The only viable solution is debt monetisation. That is why the closest correlation to the global scenario we have today are the student protests of 1968. There was massive social unrest, a clear social justice movement demanding change and racial equality. That resulted in a massive spike in spending which was fuelled by central banks printing the money required. The inflation that sparked was one of the causal factors behind the demands of Middle Eastern producers for oil higher prices.

Today we have a lot more debt so financial repression is a significant risk because inflation is being deliberately created while central banks have no intention of raising rates. Gold and precious metals are an escape valve. 

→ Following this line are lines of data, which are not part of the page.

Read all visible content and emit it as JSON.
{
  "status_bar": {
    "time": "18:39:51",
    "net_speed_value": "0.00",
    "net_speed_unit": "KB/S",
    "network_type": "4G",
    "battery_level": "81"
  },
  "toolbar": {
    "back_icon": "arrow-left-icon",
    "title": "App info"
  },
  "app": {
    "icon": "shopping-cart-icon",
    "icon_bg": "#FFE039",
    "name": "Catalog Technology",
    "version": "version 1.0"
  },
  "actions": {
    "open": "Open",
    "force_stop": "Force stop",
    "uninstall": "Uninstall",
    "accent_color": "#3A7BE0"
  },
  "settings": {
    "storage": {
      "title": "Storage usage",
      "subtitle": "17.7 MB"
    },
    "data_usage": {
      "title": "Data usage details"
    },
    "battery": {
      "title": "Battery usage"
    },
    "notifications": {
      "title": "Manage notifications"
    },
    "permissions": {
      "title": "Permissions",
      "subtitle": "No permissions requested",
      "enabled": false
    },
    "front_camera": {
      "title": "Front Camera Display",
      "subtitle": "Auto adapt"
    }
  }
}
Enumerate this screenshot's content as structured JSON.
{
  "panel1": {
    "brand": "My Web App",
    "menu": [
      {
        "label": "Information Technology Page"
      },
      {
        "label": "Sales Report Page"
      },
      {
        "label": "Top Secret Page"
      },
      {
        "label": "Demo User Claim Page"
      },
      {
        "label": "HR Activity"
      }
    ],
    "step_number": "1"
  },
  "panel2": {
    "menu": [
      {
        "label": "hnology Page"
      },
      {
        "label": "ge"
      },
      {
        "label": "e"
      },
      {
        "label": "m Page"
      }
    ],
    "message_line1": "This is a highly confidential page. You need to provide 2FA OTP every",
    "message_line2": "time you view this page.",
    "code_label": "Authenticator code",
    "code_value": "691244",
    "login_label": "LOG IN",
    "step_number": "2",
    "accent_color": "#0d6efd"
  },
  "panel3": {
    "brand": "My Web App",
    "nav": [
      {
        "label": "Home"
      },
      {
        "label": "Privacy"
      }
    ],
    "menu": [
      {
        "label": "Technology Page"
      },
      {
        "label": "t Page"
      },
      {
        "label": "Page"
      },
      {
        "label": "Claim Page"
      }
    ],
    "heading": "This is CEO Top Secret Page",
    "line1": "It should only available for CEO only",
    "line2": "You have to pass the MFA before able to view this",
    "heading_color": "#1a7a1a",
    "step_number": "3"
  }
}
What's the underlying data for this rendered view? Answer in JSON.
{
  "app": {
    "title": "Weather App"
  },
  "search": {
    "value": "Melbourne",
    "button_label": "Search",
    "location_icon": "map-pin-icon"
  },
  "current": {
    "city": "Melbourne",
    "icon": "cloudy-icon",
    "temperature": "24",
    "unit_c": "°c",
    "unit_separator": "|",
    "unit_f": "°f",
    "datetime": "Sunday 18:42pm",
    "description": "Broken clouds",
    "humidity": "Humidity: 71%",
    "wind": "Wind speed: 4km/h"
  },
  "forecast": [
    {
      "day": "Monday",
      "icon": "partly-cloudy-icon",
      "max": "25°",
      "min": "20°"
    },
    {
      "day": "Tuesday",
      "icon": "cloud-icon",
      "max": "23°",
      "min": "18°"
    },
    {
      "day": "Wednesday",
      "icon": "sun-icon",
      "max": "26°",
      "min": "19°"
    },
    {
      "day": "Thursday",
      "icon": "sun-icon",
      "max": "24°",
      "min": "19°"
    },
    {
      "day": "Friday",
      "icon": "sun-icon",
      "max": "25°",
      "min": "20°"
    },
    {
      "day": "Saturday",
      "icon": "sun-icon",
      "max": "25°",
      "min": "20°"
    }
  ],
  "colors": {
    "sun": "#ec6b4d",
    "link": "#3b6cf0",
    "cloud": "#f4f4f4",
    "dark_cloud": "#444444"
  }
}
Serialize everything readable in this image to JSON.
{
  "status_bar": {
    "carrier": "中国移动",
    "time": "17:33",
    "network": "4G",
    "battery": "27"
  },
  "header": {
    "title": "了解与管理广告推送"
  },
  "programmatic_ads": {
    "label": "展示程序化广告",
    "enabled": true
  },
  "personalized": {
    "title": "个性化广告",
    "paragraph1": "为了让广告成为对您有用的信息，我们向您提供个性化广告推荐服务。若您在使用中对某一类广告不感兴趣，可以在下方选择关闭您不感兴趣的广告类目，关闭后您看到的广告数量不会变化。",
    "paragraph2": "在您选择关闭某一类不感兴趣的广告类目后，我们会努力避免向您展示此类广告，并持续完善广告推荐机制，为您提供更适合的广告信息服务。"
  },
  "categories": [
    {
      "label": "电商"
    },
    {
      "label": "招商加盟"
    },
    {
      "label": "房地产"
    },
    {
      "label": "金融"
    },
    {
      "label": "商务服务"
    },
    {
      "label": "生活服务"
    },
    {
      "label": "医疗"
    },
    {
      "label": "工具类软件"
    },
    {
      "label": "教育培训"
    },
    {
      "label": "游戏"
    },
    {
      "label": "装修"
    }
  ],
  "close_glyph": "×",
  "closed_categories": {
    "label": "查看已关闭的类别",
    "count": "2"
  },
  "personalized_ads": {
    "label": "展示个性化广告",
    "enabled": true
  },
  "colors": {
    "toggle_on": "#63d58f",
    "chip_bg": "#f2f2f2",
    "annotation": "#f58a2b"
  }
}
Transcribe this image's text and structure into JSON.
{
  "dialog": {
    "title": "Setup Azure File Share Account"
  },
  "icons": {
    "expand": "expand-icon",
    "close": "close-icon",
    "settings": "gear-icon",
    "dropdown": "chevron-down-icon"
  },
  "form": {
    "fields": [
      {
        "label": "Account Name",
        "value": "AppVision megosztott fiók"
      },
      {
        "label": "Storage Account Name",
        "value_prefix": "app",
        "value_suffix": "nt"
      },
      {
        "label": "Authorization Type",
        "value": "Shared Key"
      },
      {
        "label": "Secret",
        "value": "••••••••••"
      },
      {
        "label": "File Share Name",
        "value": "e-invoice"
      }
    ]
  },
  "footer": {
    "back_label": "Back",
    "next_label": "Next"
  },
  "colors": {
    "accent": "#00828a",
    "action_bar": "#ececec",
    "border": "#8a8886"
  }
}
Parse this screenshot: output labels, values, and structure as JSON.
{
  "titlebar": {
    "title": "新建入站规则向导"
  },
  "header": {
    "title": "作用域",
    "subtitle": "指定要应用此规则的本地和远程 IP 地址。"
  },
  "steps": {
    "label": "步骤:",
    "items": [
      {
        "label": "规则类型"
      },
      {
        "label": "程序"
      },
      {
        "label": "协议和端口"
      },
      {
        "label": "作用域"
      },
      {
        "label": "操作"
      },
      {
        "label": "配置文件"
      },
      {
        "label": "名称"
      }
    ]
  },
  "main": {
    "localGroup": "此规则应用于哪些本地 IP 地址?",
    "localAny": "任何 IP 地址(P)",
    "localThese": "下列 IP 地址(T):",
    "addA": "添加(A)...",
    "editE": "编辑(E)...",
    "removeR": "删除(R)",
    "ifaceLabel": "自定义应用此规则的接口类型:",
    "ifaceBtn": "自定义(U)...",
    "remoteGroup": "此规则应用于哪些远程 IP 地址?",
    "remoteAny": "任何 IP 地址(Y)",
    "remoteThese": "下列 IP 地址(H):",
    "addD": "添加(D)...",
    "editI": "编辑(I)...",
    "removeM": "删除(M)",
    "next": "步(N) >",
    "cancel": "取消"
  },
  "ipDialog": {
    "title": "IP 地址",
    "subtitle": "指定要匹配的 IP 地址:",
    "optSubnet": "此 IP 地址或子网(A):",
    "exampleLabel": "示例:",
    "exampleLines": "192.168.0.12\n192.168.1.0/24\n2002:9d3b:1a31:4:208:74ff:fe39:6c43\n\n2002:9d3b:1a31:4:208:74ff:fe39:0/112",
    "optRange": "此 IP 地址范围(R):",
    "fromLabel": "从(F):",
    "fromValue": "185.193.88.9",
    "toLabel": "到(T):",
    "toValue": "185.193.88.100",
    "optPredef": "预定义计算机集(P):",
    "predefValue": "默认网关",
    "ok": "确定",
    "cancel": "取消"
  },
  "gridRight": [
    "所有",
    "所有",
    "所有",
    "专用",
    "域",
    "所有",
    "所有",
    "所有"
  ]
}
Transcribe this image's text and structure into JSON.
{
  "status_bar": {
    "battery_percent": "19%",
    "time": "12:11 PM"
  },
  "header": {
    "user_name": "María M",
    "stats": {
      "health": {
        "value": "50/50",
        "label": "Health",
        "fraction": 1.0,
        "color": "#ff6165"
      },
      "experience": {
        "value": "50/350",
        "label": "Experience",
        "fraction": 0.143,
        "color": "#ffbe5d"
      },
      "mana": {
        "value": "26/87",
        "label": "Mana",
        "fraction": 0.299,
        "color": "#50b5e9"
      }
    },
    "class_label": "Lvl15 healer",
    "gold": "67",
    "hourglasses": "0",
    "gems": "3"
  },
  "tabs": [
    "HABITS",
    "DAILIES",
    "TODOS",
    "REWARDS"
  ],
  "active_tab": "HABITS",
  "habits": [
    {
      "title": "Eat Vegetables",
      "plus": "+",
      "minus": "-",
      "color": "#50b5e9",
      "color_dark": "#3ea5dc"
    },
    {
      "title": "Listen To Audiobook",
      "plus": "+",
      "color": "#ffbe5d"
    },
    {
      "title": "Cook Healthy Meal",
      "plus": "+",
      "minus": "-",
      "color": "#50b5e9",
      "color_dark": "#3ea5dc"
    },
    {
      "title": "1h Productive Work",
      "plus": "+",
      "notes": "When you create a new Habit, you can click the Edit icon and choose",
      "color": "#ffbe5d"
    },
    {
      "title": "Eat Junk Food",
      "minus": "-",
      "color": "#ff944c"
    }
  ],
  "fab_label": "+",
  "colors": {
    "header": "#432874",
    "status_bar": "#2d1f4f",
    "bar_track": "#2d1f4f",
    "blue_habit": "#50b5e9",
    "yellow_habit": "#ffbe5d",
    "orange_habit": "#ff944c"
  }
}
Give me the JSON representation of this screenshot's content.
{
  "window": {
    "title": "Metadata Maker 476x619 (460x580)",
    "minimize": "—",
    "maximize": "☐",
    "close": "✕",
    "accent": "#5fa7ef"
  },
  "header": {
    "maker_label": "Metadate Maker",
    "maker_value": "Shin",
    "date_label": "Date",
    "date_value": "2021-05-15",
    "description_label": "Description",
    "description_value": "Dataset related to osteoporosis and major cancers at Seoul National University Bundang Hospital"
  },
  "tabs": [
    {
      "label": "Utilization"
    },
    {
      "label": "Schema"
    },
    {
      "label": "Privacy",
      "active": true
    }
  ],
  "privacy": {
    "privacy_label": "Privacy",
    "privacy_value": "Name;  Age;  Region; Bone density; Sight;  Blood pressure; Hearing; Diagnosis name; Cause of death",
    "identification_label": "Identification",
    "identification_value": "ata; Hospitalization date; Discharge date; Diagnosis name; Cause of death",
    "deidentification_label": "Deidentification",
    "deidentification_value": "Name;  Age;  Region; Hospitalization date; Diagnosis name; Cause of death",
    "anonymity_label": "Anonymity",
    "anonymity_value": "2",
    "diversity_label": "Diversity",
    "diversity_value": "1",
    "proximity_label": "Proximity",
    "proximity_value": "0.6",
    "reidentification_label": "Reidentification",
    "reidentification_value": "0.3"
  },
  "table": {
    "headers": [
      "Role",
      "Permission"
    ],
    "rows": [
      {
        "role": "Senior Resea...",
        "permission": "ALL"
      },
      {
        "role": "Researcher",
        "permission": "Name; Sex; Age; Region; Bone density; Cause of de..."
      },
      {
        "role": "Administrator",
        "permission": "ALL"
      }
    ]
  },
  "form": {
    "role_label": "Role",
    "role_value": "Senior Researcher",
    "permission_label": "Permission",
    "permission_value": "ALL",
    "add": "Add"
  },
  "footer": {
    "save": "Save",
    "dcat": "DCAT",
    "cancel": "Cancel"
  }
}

As predicted, once silver broke out it would begin to significantly outperform gold. That is the clearest sign yet that we are now in the 2nd psychological perception stage of this bull market which is characterised by acceptance. While gold has been outperforming even the best performing equities, it is primary attracting new inflows from the bond markets. Therefore, monitoring the trajectory of TIPS yields will be an important barometer for the gold market.  


Platinum is now also beginning to play catch up and broke successfully above the psychological $1000 level today.